Latest trade data released by the US Commerce Department shows total US scrap exports in March were close to three million tonnes in March, which was up on the month before but down 8.8% on March 2019.
But the quarterly figures, pulled together by the Institute of Scrap Recycling Industries, show that exports in Q1 2020 were just under nine million tonnes, slightly up on the same quarter in 2019.
The value of the Q1 scrap exports was up 11%, largely because of higher prices for precious metal scrap and heavier ferrous loadings.
Ferrous scrap exports (excluding stainless and alloy steel scrap) in Q1 increased more than 25% year-on-year to 4.1 million tonnes. The most significant gains were to Turkey, Malaysia, Mexico, Bangladesh, Thailand and Pakistan. Volumes to China are described as negligible.
China is now only fifth among major destinations for copper and aluminium scrap. So far this year, copper and copper alloy scrap exports were down 15.3% year-on-year.

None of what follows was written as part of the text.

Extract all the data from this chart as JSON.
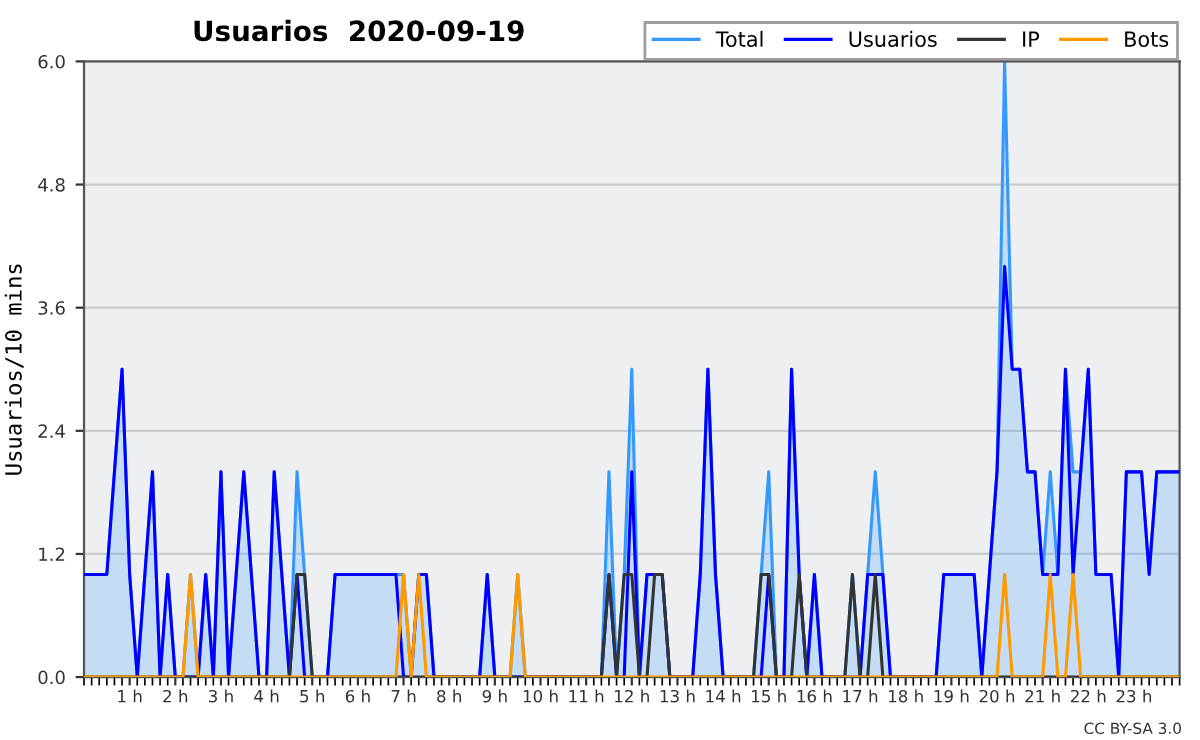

Aluminium scrap exports were up slightly year-on-year in Q1 with greater demand from India, Malaysia and Thailand. Unsurprisingly, shipments to China were down 64.5%.
Recovered Paper and Fibre
Exports fell 14.5% in Q1 to 3 718 518 tonnes, down 628 075 tonnes on the same period a year ago. The top 15 countries receiving US exports account for 95% of the total exports in Q1, the same as a year ago. Burma, which did not receive any US paper scrap exports last year, is now 11th in the list.